The classes with the highest expected loss ratios were: contingency & cancellation; health & unemployment; and property BI. However, it was interesting to note insurers predicting COVID-19 impacts on a wide range of other classes.
At the other end of the scale, Motor was the only class that stood out amongst respondents as having a loss ratio reduced by COVID-19.
Impact of COVID-19 on claims handling
Insurers reported a variety of changes, most notably to the speed of claim notification and settlement. Actuaries should be on the lookout for associated changes in development patterns at year end. About a third of respondents saw brief changes but a quick return to normal – although note that our survey pre-dated the 2nd lockdown.

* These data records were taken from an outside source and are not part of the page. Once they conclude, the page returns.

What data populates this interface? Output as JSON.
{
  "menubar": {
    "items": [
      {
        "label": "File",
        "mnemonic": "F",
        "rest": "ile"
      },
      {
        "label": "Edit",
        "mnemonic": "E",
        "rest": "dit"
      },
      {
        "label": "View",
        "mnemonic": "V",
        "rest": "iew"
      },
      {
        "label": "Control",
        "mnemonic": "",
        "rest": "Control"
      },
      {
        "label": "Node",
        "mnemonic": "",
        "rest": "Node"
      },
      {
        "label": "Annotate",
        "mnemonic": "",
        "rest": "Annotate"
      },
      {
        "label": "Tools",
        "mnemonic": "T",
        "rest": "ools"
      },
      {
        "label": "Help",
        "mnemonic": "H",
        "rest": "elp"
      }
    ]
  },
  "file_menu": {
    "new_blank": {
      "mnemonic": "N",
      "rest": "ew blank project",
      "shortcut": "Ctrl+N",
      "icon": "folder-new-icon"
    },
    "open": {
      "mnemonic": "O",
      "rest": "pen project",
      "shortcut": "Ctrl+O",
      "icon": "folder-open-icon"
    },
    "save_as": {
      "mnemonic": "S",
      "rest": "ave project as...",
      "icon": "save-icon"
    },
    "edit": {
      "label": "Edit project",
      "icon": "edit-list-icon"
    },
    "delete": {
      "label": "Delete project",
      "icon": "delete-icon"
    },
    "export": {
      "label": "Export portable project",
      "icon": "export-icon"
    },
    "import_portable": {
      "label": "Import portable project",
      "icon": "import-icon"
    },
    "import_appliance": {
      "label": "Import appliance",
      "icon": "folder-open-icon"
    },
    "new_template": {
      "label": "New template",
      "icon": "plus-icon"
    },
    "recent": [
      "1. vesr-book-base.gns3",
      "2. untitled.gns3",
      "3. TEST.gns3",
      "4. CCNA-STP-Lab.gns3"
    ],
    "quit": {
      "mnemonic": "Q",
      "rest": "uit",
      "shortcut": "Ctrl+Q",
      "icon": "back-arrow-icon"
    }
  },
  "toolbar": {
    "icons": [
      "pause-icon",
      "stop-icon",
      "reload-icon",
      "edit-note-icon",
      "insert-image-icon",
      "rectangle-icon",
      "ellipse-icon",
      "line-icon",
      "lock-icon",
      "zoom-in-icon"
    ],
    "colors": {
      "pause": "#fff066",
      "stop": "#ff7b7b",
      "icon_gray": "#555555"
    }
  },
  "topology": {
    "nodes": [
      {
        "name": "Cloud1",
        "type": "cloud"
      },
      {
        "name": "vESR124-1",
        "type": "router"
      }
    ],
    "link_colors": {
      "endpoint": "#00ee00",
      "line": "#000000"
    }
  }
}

No respondents reported changes to their case estimation philosophy. Although this may be valid, we think it will be hard for claims teams to ensure that, in practice, case reserving strength remains consistent despite COVID-19 disruptions. It will be important for actuaries to engage closely with the Claims function to understand changes, rather than merely seeking positive affirmation that the case reserving philosophy is unchanged.
Impact of COVID-19 on reserving
Nearly 60% of respondents anticipated increased management interest in reserving at year end. We were actually surprised this proportion wasn’t higher, given the changes in loss ratios that many insurers were predicting and the fact that almost 3/4 were expecting to see at least some change to development patterns.
With changes in claims handling, development patterns, and increased management interest in reserving, it’s no surprise that around 95% of reserving teams are planning on doing additional analysis as a result of COVID-19. The most common additional work was enhanced sensitivity and scenario testing, followed by deep-dives on key classes and enhancing reserving validation. Surprisingly few insurers were seeking out supplementary data or using more granular reserving classes.
Beyond direct COVID-19 impacts, what other challenges lie ahead in 2021?
Finally, we asked insurers about their key profitability concerns in 2021. A central theme was the consequences of a prolonged economic downturn that may follow COVID-19. Beyond this, several insurers raised concerns about their ability to achieve the rate increases they felt might be necessary, whilst others had concerns about specific lines of business, such as D&O and Casualty. Additionally, several Lloyd’s managing agents expressed concerns about the regulatory constraints of operating in the market.
It’s clear that COVID-19 will have an effect on many insurers’ loss ratios as we approach year-end. Developments on COVID-19 can be particularly fast paced, so it will be important to set dynamic scenarios that can be quickly updated if the outlook changes, particularly in the “danger window” between finalising the actuarial estimate and the final year-end finance booking.
Looking ahead to 2021, firms will have to grapple with the outlook from COVID-19 and a distorting impact on claims development that may persist for several years. Simultaneously insurers will be addressing the impact of Brexit, significant regulatory developments like the FCA Home and Motor pricing review, and increased levels of scrutiny at Lloyd’s. No matter which way you look at it, insurers will certainly have a lot on their plate in next 12 months!